I then combined this input-specific, synapse-specific quantal framework with multiple mutations that affect presynaptic active zone (AZ) structure and function. I found that these presynaptic mutations are phenotypically heterogeneous, when observed with such high spatial precision and under multiple, interrelated synaptic transmission modes. These mutations produced differential effects on spontaneous transmission, locally and globally. They differentially affected presynaptic Pr, with one mutation increasing the Pr so much, that single-synapse basal transmission switched from univesicular to multivesicular release. I found that short-term plasticity was less affected by basal Pr, as has been suggested by classic models. Rather, plasticity mechanics are more strongly governed by some, as-yet-to-be-identified, input-specific, frequency-dependent factor. I then demonstrated that these alterations in synaptic function are not entirely due to cell autonomous changes at the NMJ specifically, but reflect the systemic, pan-neuronal function of these proteins. Furthermore, neurotransmitter release-defective mutant NMJs have very different behaviors when considered during traditional, semi-intact recording conditions versus when they are observed truly in vivo. In fact, I demonstrated that input-specific synaptic phenotypes are completely inverted when considered under these two recording conditions, suggesting a phenotypic complexity that we are only beginning to uncover.
Finally, in response to the conclusion that mutations may not produce cell autonomous, synapse-autonomous phenotypes, as predicted, I have begun to develop a platform for understanding molecular mechanisms, and homeostatic compensation more broadly. This system combines quantal imaging in vivo and under controlled levels of activity, with cell-specific gene knockdown and network-level activity analysis. This system will provide a full phenotypic characterization of the function of any gene within a specific cell type in the nervous system, while simultaneously identifying the synapse-specific, input-specific, and cell-specific compensatory mechanisms induced by neuronal dysfunction.
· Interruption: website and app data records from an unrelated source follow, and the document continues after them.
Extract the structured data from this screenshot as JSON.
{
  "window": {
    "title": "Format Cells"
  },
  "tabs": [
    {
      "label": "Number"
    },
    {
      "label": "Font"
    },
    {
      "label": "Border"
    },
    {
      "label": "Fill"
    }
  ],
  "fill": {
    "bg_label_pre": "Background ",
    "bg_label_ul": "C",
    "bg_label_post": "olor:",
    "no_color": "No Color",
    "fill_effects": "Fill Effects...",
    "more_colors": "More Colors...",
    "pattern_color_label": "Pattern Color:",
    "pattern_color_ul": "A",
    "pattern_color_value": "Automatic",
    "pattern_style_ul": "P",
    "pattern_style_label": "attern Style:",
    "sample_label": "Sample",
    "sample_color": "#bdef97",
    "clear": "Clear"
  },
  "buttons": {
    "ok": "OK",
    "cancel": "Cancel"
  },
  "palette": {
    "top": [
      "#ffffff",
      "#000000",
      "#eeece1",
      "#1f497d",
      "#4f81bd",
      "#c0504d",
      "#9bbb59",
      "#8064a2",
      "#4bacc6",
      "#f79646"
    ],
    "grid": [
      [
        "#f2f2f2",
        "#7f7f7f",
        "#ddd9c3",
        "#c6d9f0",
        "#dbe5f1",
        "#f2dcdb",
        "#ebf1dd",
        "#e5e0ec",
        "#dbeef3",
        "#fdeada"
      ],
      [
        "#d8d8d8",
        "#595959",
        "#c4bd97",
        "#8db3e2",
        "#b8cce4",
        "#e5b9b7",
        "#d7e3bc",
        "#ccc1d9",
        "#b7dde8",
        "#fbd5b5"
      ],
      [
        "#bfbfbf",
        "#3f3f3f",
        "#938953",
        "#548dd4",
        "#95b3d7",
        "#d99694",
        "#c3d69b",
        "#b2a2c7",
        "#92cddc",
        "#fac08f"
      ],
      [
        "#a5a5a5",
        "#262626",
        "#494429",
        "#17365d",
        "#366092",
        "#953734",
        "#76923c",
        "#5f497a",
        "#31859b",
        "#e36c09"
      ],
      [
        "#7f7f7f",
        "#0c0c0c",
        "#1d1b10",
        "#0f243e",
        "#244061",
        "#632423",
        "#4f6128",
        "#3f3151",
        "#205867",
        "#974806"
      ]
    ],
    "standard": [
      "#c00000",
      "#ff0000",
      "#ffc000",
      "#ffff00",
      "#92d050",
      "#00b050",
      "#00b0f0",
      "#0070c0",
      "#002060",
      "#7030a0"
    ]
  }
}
Together, this work demonstrates the exquisite precision and diversity in the regulation of synaptic strength employed by even a relatively simple network of synapses, governing a straightforward process of muscle contraction. In particular, this work uncovers several homeostatic mechanisms that the larva can use to stabilize NMJ function in response to diverse perturbations. These changes alter the activity of individual synapses, individual neurons, and the behavior of the entire motor system. Because many of the molecular mechanisms at work within the Drosophila NMJ are conserved throughout many animals, including the most common mammalian central synapses, the framework provided by this work will help to shape our understanding of the broader mechanisms that regulate synaptic function, and as a consequence regulate neuronal circuit function and behavior.